The storyteller had vanished, the ghost gone out of her machine, and she was just another forlorn pupil in Death’s crowded classroom. The wine made her cheeks bloom in new fever colors, but her eyes had burned out, gone cold and dark. She didn’t look like somebody who’d just won almost a third of a million in life’s lottery, and maybe she hadn’t, because the policy was still two weeks inside the contestability period. If she wanted the money, she’d have to sue and fight them for it.
I knew she had Double Indemnity with Fred MacMurray and Barbara Stanwyck on DVD and maybe it was time to pull it out and make her watch it. I’d be Hamlet using the old play-within-the-play gambit for the excellent purpose of what? Delaying the inevitable?

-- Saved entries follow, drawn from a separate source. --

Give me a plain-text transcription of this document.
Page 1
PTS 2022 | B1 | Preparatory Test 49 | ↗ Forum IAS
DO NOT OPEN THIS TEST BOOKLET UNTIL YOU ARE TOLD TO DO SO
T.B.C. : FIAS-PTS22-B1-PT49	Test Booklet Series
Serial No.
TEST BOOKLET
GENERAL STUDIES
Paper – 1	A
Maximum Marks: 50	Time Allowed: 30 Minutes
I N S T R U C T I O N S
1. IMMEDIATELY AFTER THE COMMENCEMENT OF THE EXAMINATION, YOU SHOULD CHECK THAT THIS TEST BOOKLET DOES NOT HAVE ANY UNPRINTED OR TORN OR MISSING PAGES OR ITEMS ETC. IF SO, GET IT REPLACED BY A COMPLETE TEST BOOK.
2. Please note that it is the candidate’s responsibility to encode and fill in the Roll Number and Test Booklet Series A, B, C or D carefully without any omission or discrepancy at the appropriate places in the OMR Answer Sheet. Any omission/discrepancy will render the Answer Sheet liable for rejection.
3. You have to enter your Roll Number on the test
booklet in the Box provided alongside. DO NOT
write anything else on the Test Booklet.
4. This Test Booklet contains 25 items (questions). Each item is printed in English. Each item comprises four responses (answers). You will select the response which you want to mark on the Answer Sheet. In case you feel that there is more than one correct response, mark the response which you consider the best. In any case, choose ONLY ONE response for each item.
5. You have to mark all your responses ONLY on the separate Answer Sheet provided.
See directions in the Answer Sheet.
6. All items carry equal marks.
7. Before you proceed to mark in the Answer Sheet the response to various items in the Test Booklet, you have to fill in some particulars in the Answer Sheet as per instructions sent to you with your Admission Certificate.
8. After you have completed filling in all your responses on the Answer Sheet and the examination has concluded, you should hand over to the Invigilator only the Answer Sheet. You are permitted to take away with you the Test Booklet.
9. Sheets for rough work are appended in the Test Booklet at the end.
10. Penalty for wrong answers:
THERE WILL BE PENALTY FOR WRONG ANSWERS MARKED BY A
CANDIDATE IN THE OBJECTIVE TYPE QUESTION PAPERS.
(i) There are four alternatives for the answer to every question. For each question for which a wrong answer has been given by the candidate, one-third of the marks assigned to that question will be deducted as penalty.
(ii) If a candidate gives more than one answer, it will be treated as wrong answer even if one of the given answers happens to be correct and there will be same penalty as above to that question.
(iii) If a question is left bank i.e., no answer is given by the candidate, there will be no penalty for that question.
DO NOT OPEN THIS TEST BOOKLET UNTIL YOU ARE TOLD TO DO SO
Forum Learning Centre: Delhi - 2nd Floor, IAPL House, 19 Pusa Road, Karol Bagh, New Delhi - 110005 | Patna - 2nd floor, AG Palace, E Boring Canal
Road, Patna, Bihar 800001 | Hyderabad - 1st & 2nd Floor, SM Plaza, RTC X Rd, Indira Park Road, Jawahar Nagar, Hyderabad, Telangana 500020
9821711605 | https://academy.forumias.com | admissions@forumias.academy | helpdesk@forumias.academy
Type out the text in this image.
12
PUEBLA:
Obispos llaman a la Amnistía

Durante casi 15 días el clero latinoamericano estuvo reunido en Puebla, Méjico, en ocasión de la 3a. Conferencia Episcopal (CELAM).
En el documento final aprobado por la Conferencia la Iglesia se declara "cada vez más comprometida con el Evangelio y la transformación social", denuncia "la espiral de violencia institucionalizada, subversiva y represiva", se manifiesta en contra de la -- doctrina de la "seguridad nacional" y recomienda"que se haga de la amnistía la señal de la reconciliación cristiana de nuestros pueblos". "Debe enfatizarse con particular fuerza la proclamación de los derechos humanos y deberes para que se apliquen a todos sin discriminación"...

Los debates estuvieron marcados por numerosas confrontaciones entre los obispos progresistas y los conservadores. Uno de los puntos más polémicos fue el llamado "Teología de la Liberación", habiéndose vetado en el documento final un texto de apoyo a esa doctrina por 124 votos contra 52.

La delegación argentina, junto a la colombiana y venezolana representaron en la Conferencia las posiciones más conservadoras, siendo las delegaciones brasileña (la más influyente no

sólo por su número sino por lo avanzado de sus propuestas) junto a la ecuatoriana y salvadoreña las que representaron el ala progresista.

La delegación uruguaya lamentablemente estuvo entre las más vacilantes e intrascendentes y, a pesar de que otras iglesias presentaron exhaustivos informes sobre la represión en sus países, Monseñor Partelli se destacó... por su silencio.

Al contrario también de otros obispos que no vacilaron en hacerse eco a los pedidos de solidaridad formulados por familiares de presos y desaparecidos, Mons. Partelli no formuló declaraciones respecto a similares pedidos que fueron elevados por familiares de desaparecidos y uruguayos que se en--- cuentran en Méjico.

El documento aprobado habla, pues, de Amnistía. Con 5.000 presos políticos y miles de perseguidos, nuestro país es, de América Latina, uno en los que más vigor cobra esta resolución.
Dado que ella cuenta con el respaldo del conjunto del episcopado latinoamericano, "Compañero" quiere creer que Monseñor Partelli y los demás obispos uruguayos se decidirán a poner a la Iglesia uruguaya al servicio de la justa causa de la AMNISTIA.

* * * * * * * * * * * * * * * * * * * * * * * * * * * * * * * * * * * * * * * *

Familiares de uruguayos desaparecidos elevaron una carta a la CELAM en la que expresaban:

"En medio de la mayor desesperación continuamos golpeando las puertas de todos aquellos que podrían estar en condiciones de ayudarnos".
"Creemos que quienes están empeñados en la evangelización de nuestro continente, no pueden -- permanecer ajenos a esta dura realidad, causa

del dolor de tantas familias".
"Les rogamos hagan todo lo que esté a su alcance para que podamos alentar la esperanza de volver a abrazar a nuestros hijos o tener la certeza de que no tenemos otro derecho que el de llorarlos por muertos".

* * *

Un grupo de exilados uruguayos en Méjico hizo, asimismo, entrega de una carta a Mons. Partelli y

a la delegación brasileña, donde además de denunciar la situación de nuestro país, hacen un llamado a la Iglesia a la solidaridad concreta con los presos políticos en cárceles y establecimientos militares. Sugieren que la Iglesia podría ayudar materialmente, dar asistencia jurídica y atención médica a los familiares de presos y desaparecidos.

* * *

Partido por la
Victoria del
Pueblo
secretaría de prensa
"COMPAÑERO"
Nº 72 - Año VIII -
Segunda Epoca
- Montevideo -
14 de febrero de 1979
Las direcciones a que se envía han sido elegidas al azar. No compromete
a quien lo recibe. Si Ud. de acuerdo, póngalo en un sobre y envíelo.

So far, she had an explanation for calling me after Lenny had died, and one for not telling me about his AIDS, and another for the key, and for the web-cam software, and she probably had explanations for the session.log and the life policy, too. I didn’t even want to hear them. The only way I was going to get the truth about her and Lenny and Heartland Viatical was to go through her machine, then go back to his place and go through his machine, put the two together and—shazam!—study them.
I’d have to tell Addie to post it on the Fraud Defense Network; it was the only way to find out just how many policies he had out there.
The unhappy, beautiful woman slumped next to me on the couch swirling her glass and staring into it like it was hell’s kaleidoscope didn’t look like she’d have the spine to kill Lenny or anybody else. But policy number three had turned up with her name on it. If Becker knew about that, he’d pull an all-nighter asking her questions about it.